Damani Mitchell was interviewed for Wake Forest Magazine by Kelly Greene, a TCTC member. This Q&A was adapted from a piece on ways that Wake Forest University gets outside.
Damani Mitchell, who earned an MBA from Wake Forest University School of Business in 2024, has spent more time crisscrossing the Reynolda campus as a runner than he did as a student. While working on his MBA and also holding down a full-time job, he rarely ventured far from Farrell Hall.
On Saturday mornings these days, it’s a different story. After spending the work week as a manufacturing engineering supervisor for Collins Aerospace, Mitchell laces up and joins a faithful group for a “no-drop” run, meaning no one gets left behind. He and his running buddies start in Reynolda Village, head down the trail to Reynolda campus and take in its beauty in every season. (More on that below.)
The meet-up, organized through Twin City Track Club, means so much to Mitchell that he recently ran for and was elected as the club’s vice president.
How did you get into running?
I’m not, let’s say, super competitive in sports. So running was a good activity I could do growing up that kept you active without having to find a team and constantly trying to get better. And it also just really puts you at peace. So, me and my family, we lived near the sea (in Kingston, Jamaica), and we would go for runs along the beach.
And then I would kind of run in between classes in college (at Embry-Riddle Aeronautical University in Daytona Beach, Florida). And then I kicked it up after I graduated. I was living in West Virginia, and it was gorgeous along the Greenbrier River Trail. I would go there a couple times a week, and the more you run, it becomes easier, and you hit new milestones.
One day, I set a goal of being able to run a 10-mile stretch. I’d never run that much before. I’d run a whole bunch of fours and sixes and one day I got to about six miles, and I’m like, “Let’s just keep going.” I got to eight that day, and I was like, “Man, maybe I could have done the 10.”
My first race was a 10K called the Chocolate Chase, and it was at the Lewisburg (West Virginia) Chocolate Festival. At the end of the race, they have chocolate bacon and Nutella on burgers. So, my first race was very, very memorable.

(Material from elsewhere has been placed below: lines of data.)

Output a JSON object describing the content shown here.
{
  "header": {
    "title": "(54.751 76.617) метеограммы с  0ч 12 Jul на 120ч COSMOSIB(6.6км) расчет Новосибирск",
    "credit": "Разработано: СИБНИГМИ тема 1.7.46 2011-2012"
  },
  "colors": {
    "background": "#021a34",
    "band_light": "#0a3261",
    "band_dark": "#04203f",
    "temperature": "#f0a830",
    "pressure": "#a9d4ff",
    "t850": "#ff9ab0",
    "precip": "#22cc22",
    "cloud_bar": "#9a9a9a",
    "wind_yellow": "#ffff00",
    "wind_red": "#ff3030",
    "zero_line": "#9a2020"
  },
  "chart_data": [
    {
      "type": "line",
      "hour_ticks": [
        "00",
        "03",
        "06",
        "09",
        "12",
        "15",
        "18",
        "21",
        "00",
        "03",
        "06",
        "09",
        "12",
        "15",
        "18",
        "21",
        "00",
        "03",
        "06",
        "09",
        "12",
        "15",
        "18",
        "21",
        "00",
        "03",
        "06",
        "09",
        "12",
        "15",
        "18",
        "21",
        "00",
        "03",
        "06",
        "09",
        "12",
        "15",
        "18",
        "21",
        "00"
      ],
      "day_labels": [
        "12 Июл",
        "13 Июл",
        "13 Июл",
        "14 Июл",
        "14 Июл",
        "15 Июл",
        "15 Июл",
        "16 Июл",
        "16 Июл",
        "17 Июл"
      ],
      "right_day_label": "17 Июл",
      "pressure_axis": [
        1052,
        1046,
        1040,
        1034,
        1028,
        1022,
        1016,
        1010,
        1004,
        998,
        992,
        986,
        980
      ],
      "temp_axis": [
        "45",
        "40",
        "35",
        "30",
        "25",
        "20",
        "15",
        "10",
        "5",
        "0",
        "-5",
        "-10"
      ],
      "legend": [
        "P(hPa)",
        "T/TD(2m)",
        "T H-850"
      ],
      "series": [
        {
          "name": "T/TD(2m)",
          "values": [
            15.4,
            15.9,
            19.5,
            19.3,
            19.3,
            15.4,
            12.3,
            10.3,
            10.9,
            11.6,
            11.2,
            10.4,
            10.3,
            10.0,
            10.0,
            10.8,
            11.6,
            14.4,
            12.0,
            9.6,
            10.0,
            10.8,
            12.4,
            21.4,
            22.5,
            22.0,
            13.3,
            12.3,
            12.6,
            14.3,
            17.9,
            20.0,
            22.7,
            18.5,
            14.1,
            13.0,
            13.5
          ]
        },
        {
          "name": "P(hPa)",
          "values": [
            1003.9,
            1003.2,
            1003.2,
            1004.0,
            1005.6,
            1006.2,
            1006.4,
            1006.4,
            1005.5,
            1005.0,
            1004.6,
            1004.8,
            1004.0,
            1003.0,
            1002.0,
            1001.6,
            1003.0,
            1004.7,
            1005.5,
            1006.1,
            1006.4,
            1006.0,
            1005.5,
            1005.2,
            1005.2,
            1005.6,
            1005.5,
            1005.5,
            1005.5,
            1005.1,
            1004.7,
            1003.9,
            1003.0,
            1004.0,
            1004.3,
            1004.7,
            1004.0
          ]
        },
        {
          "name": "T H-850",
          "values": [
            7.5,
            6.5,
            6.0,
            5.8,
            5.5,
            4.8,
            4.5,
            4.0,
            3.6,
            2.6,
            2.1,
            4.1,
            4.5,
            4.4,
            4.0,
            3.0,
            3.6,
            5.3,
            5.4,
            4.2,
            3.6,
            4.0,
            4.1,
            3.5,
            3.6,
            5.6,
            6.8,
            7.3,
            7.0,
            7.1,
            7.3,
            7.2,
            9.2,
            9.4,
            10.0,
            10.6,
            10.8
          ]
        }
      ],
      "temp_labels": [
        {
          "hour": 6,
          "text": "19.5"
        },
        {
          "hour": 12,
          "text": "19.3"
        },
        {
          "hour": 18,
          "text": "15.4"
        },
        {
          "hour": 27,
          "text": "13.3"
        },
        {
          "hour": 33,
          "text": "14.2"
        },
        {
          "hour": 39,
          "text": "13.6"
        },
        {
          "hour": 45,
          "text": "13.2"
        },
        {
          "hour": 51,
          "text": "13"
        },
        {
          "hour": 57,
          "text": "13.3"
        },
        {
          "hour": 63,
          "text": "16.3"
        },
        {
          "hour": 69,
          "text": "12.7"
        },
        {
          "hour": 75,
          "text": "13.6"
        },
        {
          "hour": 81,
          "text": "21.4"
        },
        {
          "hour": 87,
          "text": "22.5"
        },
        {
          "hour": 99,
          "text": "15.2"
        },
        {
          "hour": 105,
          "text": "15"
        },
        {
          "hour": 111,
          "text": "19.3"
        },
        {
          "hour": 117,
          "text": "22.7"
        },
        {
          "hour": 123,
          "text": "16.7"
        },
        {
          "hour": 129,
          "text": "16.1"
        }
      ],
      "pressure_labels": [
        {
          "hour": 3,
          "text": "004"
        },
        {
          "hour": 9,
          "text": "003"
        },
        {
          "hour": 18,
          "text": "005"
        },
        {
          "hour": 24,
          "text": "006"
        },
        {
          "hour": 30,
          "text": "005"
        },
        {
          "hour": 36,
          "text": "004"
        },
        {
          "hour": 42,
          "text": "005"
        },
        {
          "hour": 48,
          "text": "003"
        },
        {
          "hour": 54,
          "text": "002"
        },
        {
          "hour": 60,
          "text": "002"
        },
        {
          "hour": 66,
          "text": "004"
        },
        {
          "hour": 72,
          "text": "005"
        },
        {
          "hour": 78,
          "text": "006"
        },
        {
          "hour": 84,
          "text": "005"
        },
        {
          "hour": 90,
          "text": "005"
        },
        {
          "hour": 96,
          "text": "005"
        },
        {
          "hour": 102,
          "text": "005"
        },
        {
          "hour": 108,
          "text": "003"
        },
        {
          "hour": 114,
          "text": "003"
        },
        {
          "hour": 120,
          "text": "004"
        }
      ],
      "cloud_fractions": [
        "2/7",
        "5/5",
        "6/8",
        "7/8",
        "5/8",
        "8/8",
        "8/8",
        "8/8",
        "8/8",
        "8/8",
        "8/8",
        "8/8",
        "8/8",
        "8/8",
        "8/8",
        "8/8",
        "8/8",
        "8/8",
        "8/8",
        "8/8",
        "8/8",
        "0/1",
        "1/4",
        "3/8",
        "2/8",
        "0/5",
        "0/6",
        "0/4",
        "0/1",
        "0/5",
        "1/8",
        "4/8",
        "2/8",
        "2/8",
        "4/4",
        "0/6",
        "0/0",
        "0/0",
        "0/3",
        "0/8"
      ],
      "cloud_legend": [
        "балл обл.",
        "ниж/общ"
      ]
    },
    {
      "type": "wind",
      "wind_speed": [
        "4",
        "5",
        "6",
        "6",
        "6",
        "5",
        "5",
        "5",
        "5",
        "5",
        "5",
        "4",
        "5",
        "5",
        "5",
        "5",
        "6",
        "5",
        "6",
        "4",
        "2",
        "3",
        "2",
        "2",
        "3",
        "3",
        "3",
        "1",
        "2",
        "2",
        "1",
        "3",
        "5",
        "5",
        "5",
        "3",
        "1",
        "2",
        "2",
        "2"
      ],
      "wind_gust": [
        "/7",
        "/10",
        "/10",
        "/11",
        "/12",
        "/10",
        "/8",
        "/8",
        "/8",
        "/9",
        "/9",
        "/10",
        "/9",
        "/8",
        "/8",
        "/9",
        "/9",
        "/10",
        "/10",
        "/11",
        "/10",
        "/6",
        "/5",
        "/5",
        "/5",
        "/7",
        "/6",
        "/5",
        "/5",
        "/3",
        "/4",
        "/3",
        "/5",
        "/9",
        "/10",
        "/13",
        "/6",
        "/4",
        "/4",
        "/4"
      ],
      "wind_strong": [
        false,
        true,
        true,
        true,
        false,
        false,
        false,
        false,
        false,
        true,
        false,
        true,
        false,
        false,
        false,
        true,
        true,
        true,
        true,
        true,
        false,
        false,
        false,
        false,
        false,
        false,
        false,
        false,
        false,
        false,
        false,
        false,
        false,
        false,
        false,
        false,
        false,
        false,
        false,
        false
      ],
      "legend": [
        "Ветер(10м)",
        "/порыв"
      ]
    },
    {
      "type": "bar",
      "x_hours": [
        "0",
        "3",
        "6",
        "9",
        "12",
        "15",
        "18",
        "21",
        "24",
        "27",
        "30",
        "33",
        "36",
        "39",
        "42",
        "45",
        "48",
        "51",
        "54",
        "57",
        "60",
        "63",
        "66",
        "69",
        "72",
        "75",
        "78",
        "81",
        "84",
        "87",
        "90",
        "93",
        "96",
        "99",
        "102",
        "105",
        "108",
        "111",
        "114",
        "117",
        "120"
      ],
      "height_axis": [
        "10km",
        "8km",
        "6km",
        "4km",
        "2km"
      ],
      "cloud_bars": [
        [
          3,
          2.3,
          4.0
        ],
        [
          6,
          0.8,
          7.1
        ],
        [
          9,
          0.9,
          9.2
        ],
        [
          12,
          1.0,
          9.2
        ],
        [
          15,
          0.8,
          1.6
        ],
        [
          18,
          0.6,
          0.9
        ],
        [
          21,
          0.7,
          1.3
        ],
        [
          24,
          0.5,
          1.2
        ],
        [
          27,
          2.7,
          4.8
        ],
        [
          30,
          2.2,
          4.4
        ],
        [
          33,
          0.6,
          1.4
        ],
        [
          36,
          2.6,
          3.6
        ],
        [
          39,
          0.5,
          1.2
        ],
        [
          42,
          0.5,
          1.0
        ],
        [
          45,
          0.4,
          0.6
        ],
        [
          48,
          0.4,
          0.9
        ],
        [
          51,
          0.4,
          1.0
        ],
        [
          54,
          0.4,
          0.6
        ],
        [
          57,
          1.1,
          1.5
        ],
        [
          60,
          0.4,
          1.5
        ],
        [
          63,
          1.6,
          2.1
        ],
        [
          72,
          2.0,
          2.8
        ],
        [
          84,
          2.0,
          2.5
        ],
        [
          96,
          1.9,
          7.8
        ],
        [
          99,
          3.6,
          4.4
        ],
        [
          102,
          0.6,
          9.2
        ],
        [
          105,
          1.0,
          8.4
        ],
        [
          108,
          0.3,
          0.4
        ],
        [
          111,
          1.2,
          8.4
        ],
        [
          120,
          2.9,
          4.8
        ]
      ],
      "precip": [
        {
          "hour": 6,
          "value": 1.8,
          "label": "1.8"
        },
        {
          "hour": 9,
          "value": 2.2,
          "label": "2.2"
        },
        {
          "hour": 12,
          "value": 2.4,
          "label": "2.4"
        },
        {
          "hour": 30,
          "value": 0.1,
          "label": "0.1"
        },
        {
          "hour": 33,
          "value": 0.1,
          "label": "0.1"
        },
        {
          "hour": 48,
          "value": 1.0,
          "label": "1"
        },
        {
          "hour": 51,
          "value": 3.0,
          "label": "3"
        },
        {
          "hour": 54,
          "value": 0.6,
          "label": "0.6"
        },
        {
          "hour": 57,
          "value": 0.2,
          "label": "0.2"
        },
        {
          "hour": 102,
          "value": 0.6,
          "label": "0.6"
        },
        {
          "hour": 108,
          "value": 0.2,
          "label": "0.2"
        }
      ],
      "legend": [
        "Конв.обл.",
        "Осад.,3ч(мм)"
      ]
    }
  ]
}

And then you found a running group in Winston-Salem?
When I moved six years ago, I saw there was a running club, and I thought that would be something interesting to be involved with. We go through Reynolda Gardens. We start off the Saturday run uphill into campus, and we run right past Farrell Hall. It’s like a homecoming every Saturday.
And you will see a theme here: I love donuts, so in 2020, I signed up for the Krispy Kreme Challenge at NC State University. (Runners go 2.5 miles, eat a dozen donuts, and run 2.5 miles back.) It was just thousands of boxes of donuts.
We runners can fake ourselves into a half marathon – his first half marathon was Winston-Salem’s Mistletoe Run in 2022, and he ran it again in 2024. If you can get past a couple miles, you can get up to that 13. But I can tell you, I was pretty much done at 11.
I’m going to give credit to the track club. Because of that Saturday morning run, I have run my longest runs, hottest runs, coldest runs, earliest runs. I broke so many personal records because we’d go in, it’s a five-mile run normally, and somebody says, “Hey, let’s just go run three more.” I’m like, “OK.” And then last year when the wind chill made it feel like it was 17 or 18 degrees, they still had 12 people show up.
My hands don’t generate warmth. I found these rechargeable electric handwarmers. I turn those on, and I set them in my gloves. That way, we’re going to have a much better experience.
What’s your advice for people who want to get into running?
The group dynamic really helps. A lot of people show up consistently because they know everybody else is going to be there, and we end with donuts. There are always treats at the end. Motivation is very, very important. So, I try to help people not look at it as one long, big, fast run that you can’t do. It’s more of a couch-to-5K approach. You break this big thing down into what’s actually not that many small things. That really, really helps.